Intlize

What is intlize?

Intlize is a tool to add internationalization to your application.

There are such tools available; why another one?

Most notably, the GNU gettext suite and the catgets suite are used for internationalization. Both have advantages and disadvantages of their own. Intlize intends to combine gettext's and catgets' advantages. It can optionally produce its own straight forward format, optimized for both speed and size.

Gettext

The gettext team assumes that a programmer wants to write code, and not care much about internationalization. As a result, the impact on the source code is minimized. All the programmer has to do is marking which string is translatable. Marking a string is easy, e. g. replace puts("Write something") with puts( _("Write something" ) ). Please refer to the gettext manual for details.

The string encapsulated in _() in the above example serves three purposes:

it is the string that the translator translates
it is used as the default string returned if no translation for this string is found
it provides a handle for finding the translated string

This implies that this string appears in the executable and in every translation file, which is not space economical. The messages are searched by string comparison, which is not the fastest way. On the other hand, out-of-date translations work without modification, only with some untranslated messages.

Gettexts libintl is LGPLed, which may limit its use in non-free programs, or add a dependency in that case.

Conclusion

Gettext is very convenient for both programmer and translator. Speed and size could be improved. The licence may limit its useability in some cases.

Catgets

Marking a string with catgets is something like catgets(catd, 12, 34, "Write something") . This is already clumsy compared to gettext, but things are even worse. The indices - 12 and 34 in the above example - have to be unique throughout the package being internationalized. It is the programmers task to ensure that.

However, it is very well possible to use the catgets interface, and many applications do. Catgets made its way into libc, thus not establishing additional dependencies in C/C++ programs. Looking up two indices may be faster than looking up a string, but this is hard to tell. The translatable string does not serve as a handle to the translated string, so it does not appear in the translation files, reducing their size.

The binary format of the translations that the lookup is performed on is not defined. It may vary from compiler to compiler, even from version to version of the same compiler. Fortunately the generator of those binary files is delivered with the compiler.

Conclusion

Even though the catgets interface is less convenient than gettext, it is part of the standard libraries of the compiler. The translation files tend to be smaller than the ones used by gettext. The format of the binary translations is not defined.

Intlize

When it comes to marking strings, intlize stays as close as possible to gettext. The synthax is actually _("Write something", 0). The numerical value is needed, because intlize uses an index for translation table lookup. A string marked this way is recognized by the gettext tool xgettext. Human readable translation files in intlize are therefore the same as in gettext. This may ease the work for the translator.

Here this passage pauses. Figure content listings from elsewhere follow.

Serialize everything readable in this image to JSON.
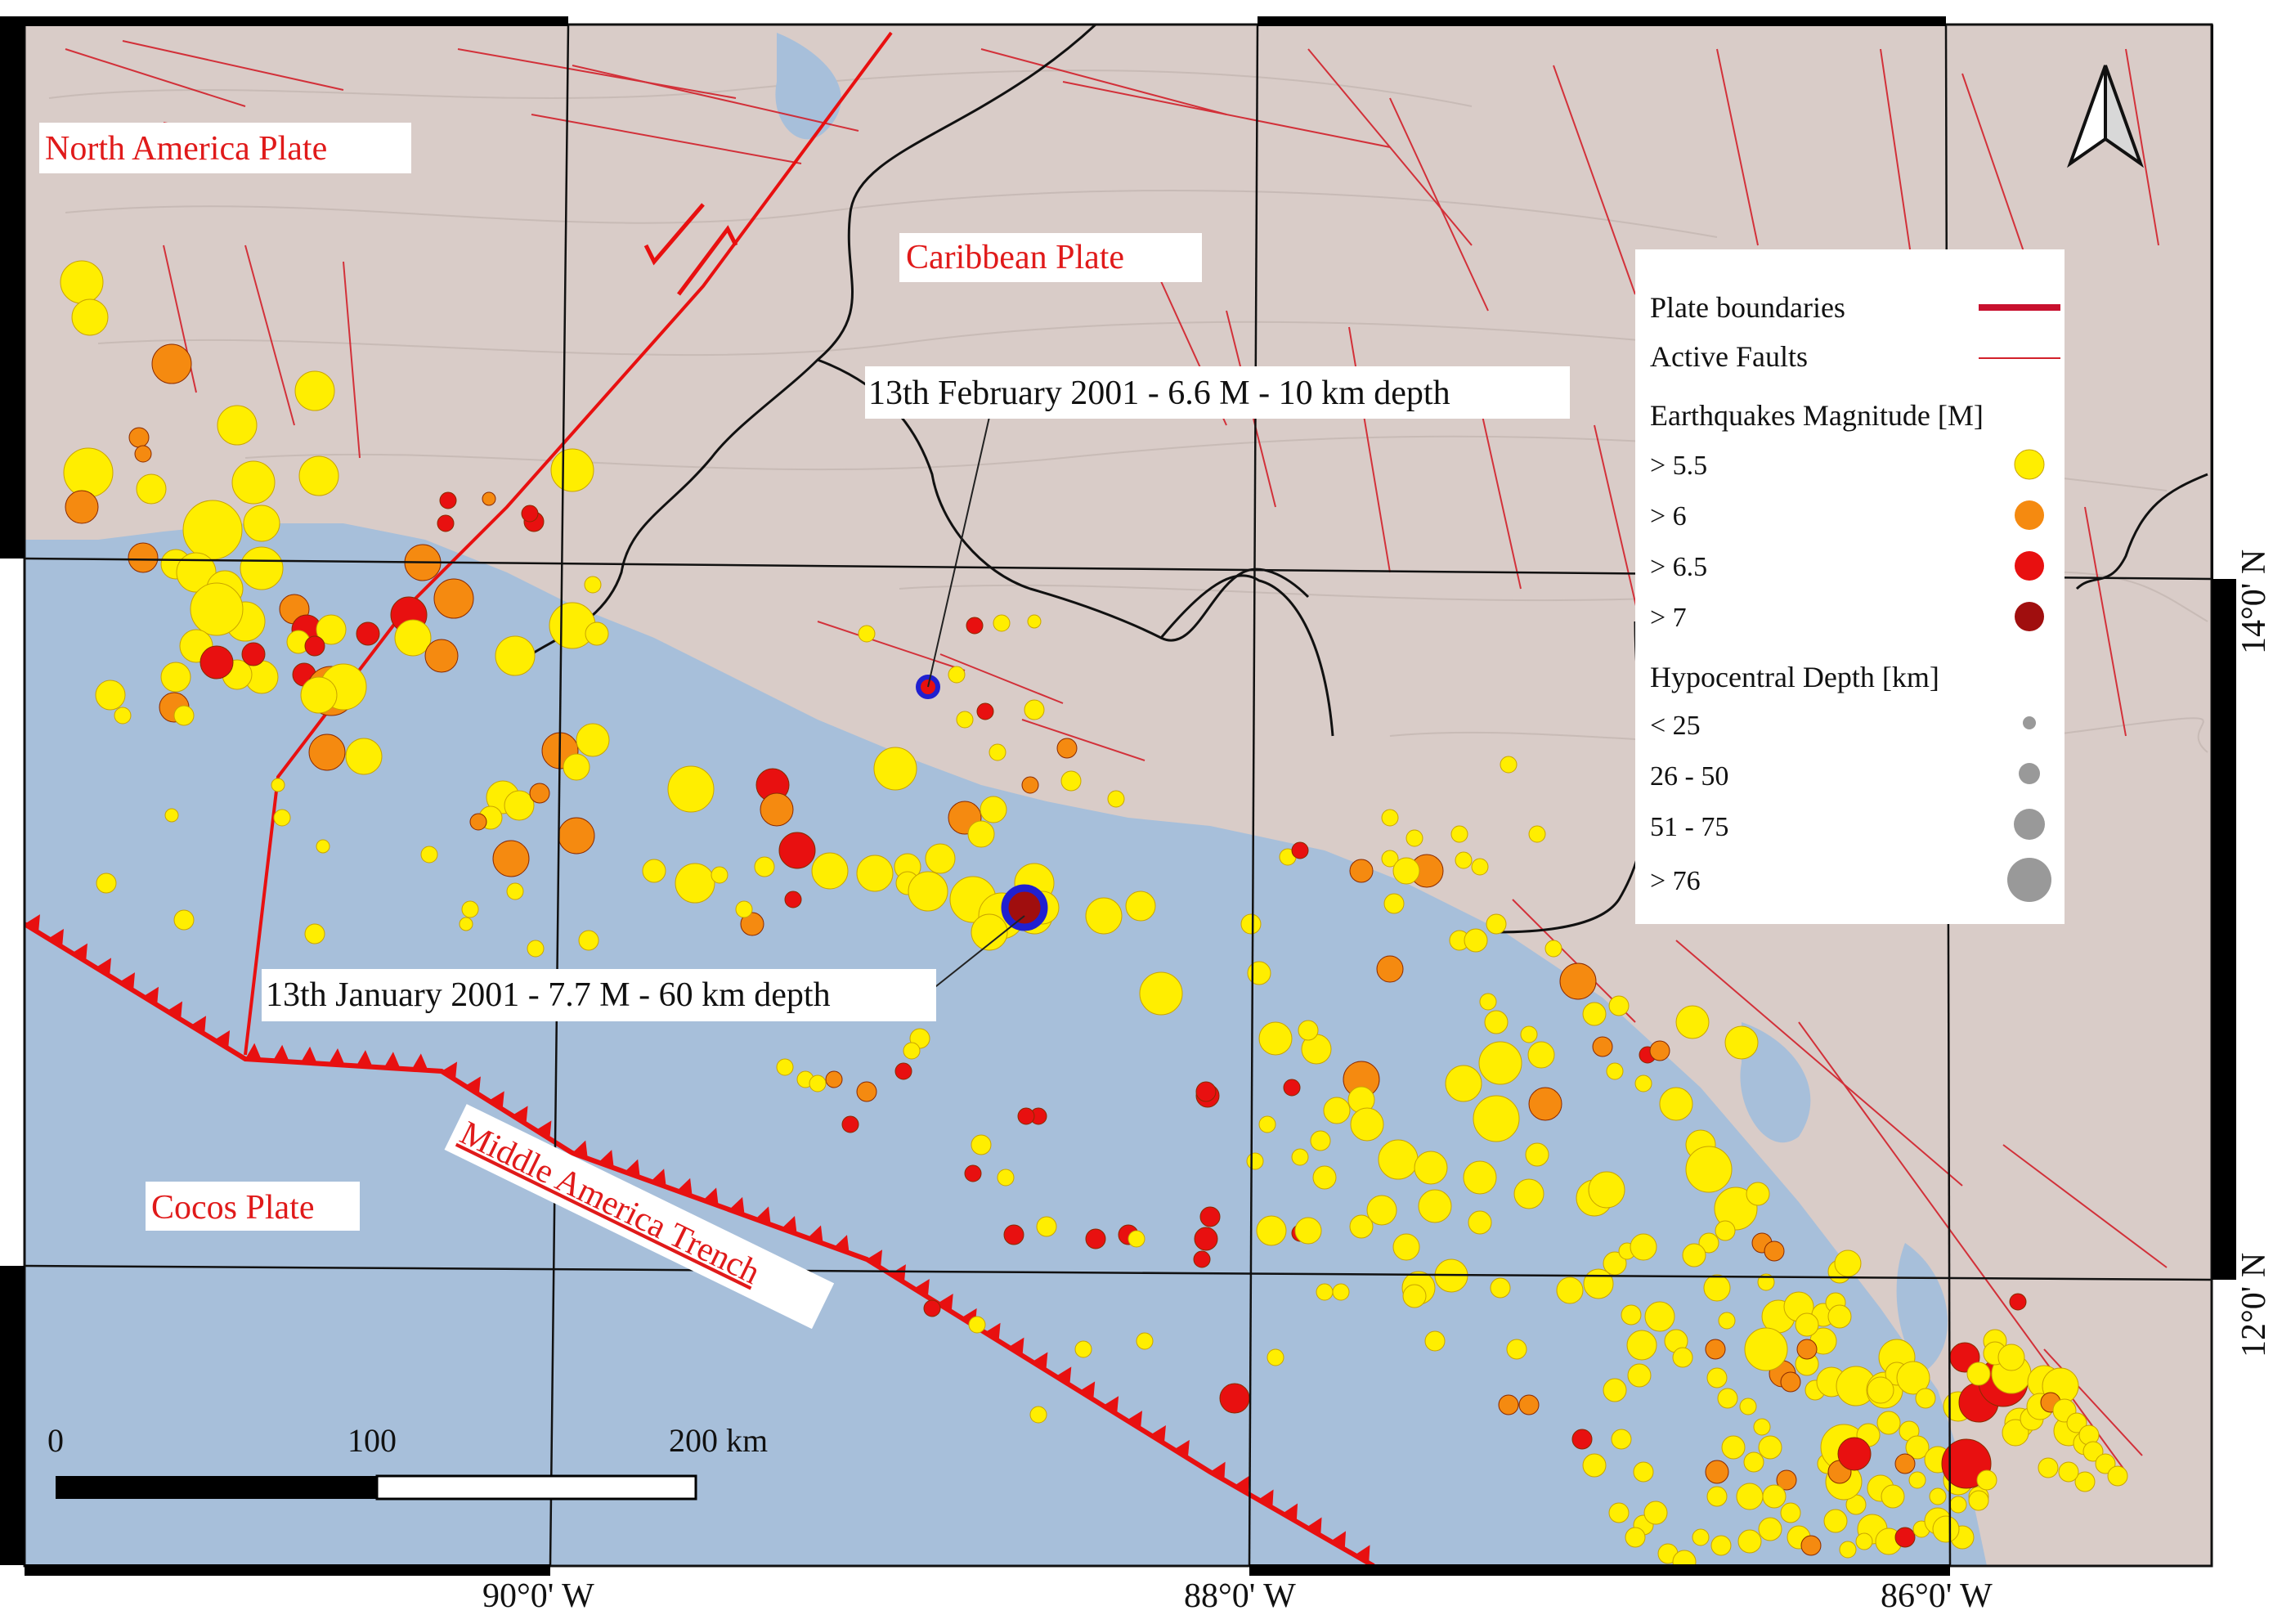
{
  "plates": {
    "north_america": "North America Plate",
    "caribbean": "Caribbean Plate",
    "cocos": "Cocos Plate",
    "trench": "Middle America Trench"
  },
  "events": {
    "feb2001": "13th February 2001 - 6.6 M - 10 km depth",
    "jan2001": "13th January 2001 - 7.7 M - 60 km depth"
  },
  "legend": {
    "plate_boundaries": "Plate boundaries",
    "active_faults": "Active Faults",
    "magnitude_title": "Earthquakes Magnitude [M]",
    "magnitudes": [
      {
        "label": "> 5.5",
        "color": "#ffee00"
      },
      {
        "label": "> 6",
        "color": "#f58a10"
      },
      {
        "label": "> 6.5",
        "color": "#e81010"
      },
      {
        "label": "> 7",
        "color": "#a00e0e"
      }
    ],
    "depth_title": "Hypocentral Depth [km]",
    "depths": [
      {
        "label": "< 25"
      },
      {
        "label": "26 - 50"
      },
      {
        "label": "51 - 75"
      },
      {
        "label": "> 76"
      }
    ]
  },
  "axes": {
    "lon_labels": [
      "90°0' W",
      "88°0' W",
      "86°0' W"
    ],
    "lat_labels": [
      "14°0' N",
      "12°0' N"
    ]
  },
  "scale_bar": {
    "labels": [
      "0",
      "100",
      "200 km"
    ]
  },
  "colors": {
    "sea": "#a7bfda",
    "land": "#d9ccc8",
    "fault": "#d2202a",
    "border": "#111111"
  }
}
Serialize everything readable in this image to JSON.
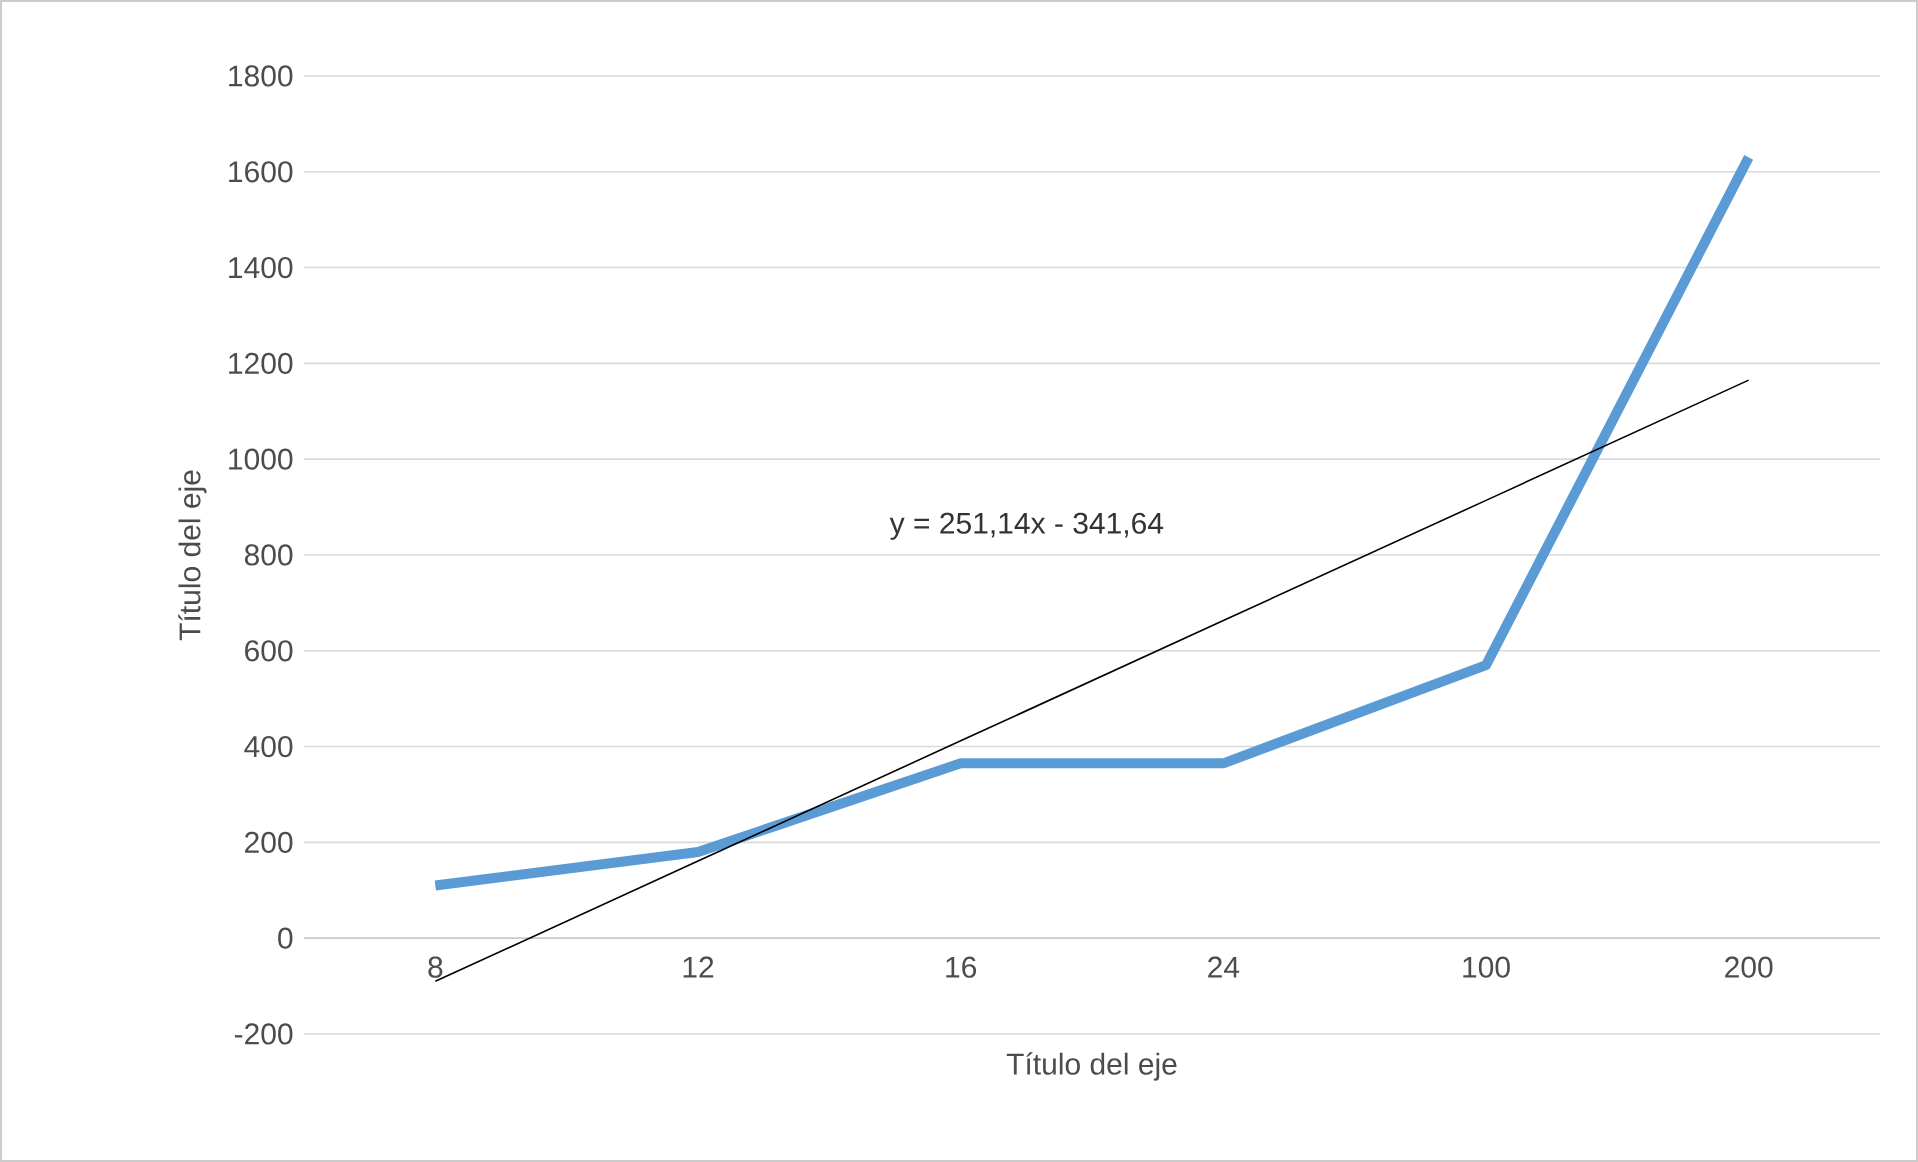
{
  "chart_data": {
    "type": "line",
    "xlabel": "Título del eje",
    "ylabel": "Título del eje",
    "categories": [
      "8",
      "12",
      "16",
      "24",
      "100",
      "200"
    ],
    "series": [
      {
        "color": "#5b9bd5",
        "values": [
          110,
          180,
          365,
          365,
          570,
          1630
        ]
      },
      {
        "color": "#000000",
        "values": [
          -90,
          161,
          412,
          663,
          914,
          1165
        ]
      }
    ],
    "annotations": [
      "y = 251,14x - 341,64"
    ],
    "ylim": [
      -200,
      1800
    ],
    "yticks": [
      -200,
      0,
      200,
      400,
      600,
      800,
      1000,
      1200,
      1400,
      1600,
      1800
    ],
    "grid": "y"
  }
}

The index value is not allways 0, but has to be uniqe for every different string. It is intlizes task to ensure that. When adding a marked string, the programmer allway writes 0, which is an invalid index. Intlize alters this index as needed.

Intlize and catgets

This is an obvious combination. Strings are marked the intlize way, beeing convenient to the programmer. These strings are extracted with xgettext, producing the well known "po-files". Tools to write translations with such file format are widely available, in a large variety. Intlize then produces a catgets catalog from the po-file. This catalog is still in human readable form, since catgets binary format is not defined. This binary format is produced at compile time with the catgets tool gencat.

Intlize native

Intlize can optionally produce output in its own binary format. In this mode, the translatable string does not appear in the application or any binary translation file. Intlize produces an additional translation file with name "C", that does not contain a translation, but the translatable strings. This file is used whenever no suitable translation file is found.

Intlizes binary translation file format has minimal overhead. They are basically an array of C-strings. The index given to the marked strings in the souces are contiguous and can directly map into that array. It is hard to imagine a faster translation string lookup.

Intlize binary format

offset 0	8 byte	string	"intlize\0"	file magic
offset 8	1 byte	char		charcter encoding
offset 9	variable	string		version, zero terminated
	2 byte	string	"?\0"	message # 0
	variable	string		message # 1
	variable	string		message # 2
	variable	string		...
	variable	string		message # n

Character encoding

The character encoding must not be 0.

1	ISO-8859-1
2	ISO-8859-2
...
16	ISO-8859-16
17	KOI8-R
18	KOI8-T
19	KOI8-U
32	UTF-8

Version

An arbitrary zero terminated string to detect whether the versions of the package and the translation file match.